"Müslüm ayık kafayla beni hiç üzmedi..."

Hayatını 2013 yılında kaybeden arabesk sanatçısı Müslüm Gürses’in eşi, eski sinema yıldızı Muhterem Nur, Posta gazetesinden Oya Çınar’a konuştu. Röportaj Müslüm Gürses’in mezarı başında yapıldı. Muhterem Nur, Müslüm Gürses’in kendisini ayık kafa ile hiç üzmediğini söyledi.

Röportajın ilgili bölümü şöyle:

"Bugün de birlikte Müslüm Gürses’in mezarındayız. Nasıl hissediyorsunuz?

Yarım hissediyorum. Onun gibi muhteşem bir insanla rüyalarımda bile göremeyeceğim kadar mutlu bir hayat sürdüm ama şimdi burada, bu çukurun içinde yatıyor. Onu çok seviyorum. Müslüm bedenen öldü ama benim içimde hâlâ yaşıyor. Kocaları öldükten sonra evlenen kadınları hiç anlayamıyorum. Nasıl yapıyorlar? Bazen diyorum ki; Allahım, keşke onu tamamen alacağına başka bir kadını sevip ona gitseydi, içim bu kadar yanmazdı.

KİMSENİN ULAŞAMADIĞI ADAMIN KARISI OLDUM
Başka bir kadına gitmesi de çok acı olmaz mıydı?

Olurdu ama hiç değilse hayatta olurdu. Onu görebilirdim. Bu kadar acı çekmezdim belki. Çünkü Müslüm en güzel zamanlarımızda gitti. Tam bütün zorlukları aştık, artık hayatın sefasını süreceğiz derken gitti. Evimizden gülerek çıktı, hastaneye gülerek girdik ve dört ay içinde kayboldu, buharlaştı gitti. Tek tesellim herkesin hayran olduğu o adamla yıllarımı geçirmiş olmam. Kimsenin ulaşamadığı adamın karısı oldum. Ve ölünce yanına gömüleceğim.

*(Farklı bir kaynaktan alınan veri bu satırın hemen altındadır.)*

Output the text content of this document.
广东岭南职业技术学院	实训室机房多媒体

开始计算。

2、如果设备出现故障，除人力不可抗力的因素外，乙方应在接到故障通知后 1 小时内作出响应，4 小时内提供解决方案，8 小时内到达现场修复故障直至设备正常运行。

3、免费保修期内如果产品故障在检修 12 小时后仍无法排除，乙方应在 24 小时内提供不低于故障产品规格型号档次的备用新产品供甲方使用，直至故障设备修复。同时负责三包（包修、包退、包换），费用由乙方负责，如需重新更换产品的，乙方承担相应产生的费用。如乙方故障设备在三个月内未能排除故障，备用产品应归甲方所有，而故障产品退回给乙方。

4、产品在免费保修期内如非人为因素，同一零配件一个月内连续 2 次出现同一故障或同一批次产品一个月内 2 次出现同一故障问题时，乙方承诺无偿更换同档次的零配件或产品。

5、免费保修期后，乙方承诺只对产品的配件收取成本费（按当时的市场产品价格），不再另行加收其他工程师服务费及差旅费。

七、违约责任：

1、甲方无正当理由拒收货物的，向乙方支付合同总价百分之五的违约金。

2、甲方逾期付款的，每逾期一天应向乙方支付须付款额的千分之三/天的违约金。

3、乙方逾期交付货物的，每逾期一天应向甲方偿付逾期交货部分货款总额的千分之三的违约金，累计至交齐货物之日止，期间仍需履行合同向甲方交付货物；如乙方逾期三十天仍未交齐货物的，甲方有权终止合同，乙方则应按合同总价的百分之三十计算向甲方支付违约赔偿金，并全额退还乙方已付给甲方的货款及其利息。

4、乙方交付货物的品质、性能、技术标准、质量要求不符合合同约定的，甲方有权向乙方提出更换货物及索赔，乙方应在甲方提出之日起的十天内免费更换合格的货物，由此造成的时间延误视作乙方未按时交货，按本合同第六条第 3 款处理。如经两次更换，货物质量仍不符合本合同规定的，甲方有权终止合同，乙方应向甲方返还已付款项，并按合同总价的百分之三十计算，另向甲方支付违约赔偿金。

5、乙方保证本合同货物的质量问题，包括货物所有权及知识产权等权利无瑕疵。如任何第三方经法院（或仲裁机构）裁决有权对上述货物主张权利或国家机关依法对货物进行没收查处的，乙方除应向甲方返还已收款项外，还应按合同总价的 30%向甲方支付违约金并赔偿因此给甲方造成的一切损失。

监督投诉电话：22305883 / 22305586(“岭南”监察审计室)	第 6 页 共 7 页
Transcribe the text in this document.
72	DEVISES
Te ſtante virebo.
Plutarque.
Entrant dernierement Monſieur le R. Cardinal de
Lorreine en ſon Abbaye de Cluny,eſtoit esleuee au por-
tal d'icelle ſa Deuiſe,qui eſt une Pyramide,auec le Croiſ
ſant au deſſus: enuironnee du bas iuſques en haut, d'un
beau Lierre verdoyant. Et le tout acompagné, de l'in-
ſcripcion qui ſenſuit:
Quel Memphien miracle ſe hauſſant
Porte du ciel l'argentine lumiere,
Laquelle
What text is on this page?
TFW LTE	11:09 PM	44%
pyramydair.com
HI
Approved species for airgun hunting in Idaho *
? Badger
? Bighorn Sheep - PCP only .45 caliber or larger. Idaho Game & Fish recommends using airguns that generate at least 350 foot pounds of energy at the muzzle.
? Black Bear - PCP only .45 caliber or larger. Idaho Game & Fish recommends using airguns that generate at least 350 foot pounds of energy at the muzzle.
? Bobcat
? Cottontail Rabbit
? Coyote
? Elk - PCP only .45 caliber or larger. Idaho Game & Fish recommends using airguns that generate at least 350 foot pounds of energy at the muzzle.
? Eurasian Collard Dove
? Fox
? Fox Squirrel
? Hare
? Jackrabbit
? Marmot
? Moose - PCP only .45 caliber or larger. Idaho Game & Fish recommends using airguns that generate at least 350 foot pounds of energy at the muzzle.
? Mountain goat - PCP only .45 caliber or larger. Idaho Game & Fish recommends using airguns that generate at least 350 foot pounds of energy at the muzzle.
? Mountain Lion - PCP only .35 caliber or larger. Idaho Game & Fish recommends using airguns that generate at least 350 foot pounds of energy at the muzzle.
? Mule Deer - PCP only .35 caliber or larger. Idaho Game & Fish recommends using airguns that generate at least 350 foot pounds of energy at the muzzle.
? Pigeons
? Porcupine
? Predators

Ölüm duygusu sizi korkutmuyor mu?

Hayır, asla! Ben asıl şimdi hayattan korkuyorum. Müslüm’süz bir hayat daha korkutucu. Ben ölümden korkmam. Düşünmedim de değil. Günahtan korkmasam intihar ederim. Burada, şu gördüğünüz çiçeklerin altında onunla uyurum. Yalnızlığım, onsuzluğum daha kötü. O benim en değerli varlığımdı...

Geriye bakınca hiç “Keşke” dediğiniz bir an var mı?

Keşke onu hastaneye götürmeseydim de evde, yanımda ölseydi. Mezarına gelince, “Madem gidecektin, beni neden yanına almadın?” diyorum her seferinde. Sanki beni duyuyor, görüyor gibi... Yanına gelirken muhakkak süsleniyorum. “Bizi ancak ölüm ayırır” diyorduk. Öyle de oldu. Ama hep kalbimde. Evim yine onun evi. Her an kapıyı açıp içeri girecek gibi. Ruhumu onunla aldatıyorum. Bazen rüyalarımda görüyorum, fotoğraflarıyla konuşuyorum. Sonra takdiriilahi deyip kavuşacağımız günü bekliyorum. Ne yapayım...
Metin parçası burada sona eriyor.